Source: Blackwell Publishing Journal Backfiles 1879-2005

Topics: Medicine

Notes: Background: Many patients with vernal keratoconjunctivitis (VKC), a severe chronic allergic eye disease in children, exhibit IgE-sensitization, but about 40% of cases lack this immunologic trait. As a disease factor in VKC, IgE is thus not fully understood. The aim of this study was to investigate whether there are any differences in the conjunctival cytokine messenger (m)RNA pattern related to IgE-sensitization in children suffering from VKC. Methods: Tissue samples were obtained from 16 symptomatic VKC subjects with sub-tarsal disease and six control subjects.
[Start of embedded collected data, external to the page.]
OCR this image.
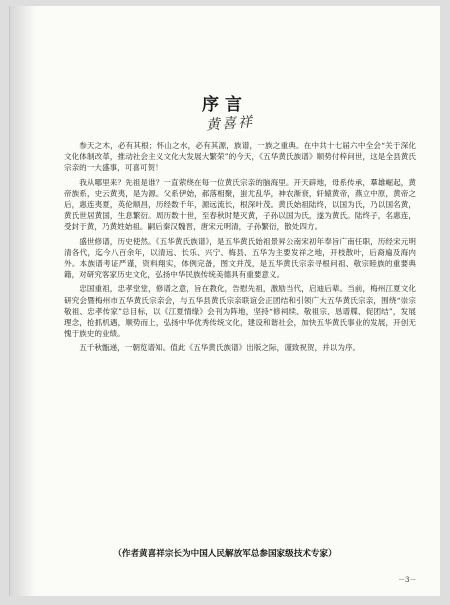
序言
黄喜祥

参天之木，必有其根；怀山之水，必有其源，族谱，一族之重典。在中共十七届六中全会“关于深化文化体制改革，推动社会主义文化大发展大繁荣”的今天，《五华黄氏族谱》顺势付梓问世，这是全县黄氏宗亲的一大盛事，可喜可贺！

我从哪里来？先祖是谁？一直萦绕在每一位黄氏宗亲的脑海里。开天辟地，母系传承，羣雄崛起，黄帝族系，史云黄夷，是为源。父系伊始，郝落相聚，蚩尤乱华，神农渐衰，轩辕黄帝，燕立中原，黄帝之后，惠连夷夏，英伦顺昌，历经数千年，源远流长，根深叶茂。黄氏始祖陆终，以国为氏，乃以国名黄，黄氏世居黄国，生息繁衍。周历数十世，至春秋时楚灭黄，子孙以国为氏，遂为黄氏。陆终子，名惠连，受封于黄，乃黄姓始祖。嗣后秦汉魏晋，唐宋元明清，子孙繁衍，散处四方。

盛世修谱，历史使然。《五华黄氏族谱》，是五华黄氏始祖景昇公南宋初年奉旨广南任职，历经宋元明清各代，迄今八百余年，以清远、长乐、兴宁、梅县、五华为主要发祥之地，开枝散叶，后裔遍及海内外。本族谱考证严谨，资料翔实，体例完备，图文并茂，是五华黄氏宗亲寻根问祖、敬宗睦族的重要典籍，对研究客家历史文化，弘扬中华民族传统美德具有重要意义。

忠国重祖，忠孝堂堂，修谱之意，旨在教化，告慰先祖，激励当代，启迪后辈。当前，梅州江夏文化研究会暨梅州市五华黄氏宗亲会，与五华县黄氏宗亲联谊会正团结和引领广大五华黄氏宗亲，围绕“崇宗敬祖、忠孝传家”总目标，以《江夏情缘》会刊为阵地，坚持“修祠续、敬祖宗、恳谱牒、促团结”，发展理念，抢抓机遇，顺势而上，弘扬中华优秀传统文化，建设和谐社会，加快五华黄氏事业的发展，开创无愧于族史的业绩。

五千秋甑递，一朝览谱知。值此《五华黄氏族谱》出版之际，谨致祝贺，并以为序。

（作者黄喜祥宗长为中国人民解放军总参国家级技术专家）
－3－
Expression of mRNA for interleukin (IL)-4, IL-5, IL-13, and interferon (IFN)-γ was investigated with a semiquantitative reverse-transcriptase polymerase chain reaction (RT-PCR) technique. The presence of T cells, IgE+ cells, mast cells, and eosinophils was analyzed with immunohistochemical methods. Allergen-specific IgE antibodies were assessed in serum and with skin prick testing. Results: Ten out of the 16 VKC subjects showed evidence of IgE-sensitization. No differences were detected for any tissue variable between VKC subjects with and without IgE-sensitization. Statistically significant increases over controls were found for both VKC groups with regard to all cell markers. Conclusions: The amount of messenger RNA encoding cytokines and inflammatory cell markers in VKC did not correlate with IgE-sensitization. Tissue changes in all patient samples were characterized by a prevalence of T cells, eosinophils, mast cells and cell-bound IgE molecules. However, the role of cell-bound IgE molecules in VKC patients lacking IgE-sensitization remains to be determined.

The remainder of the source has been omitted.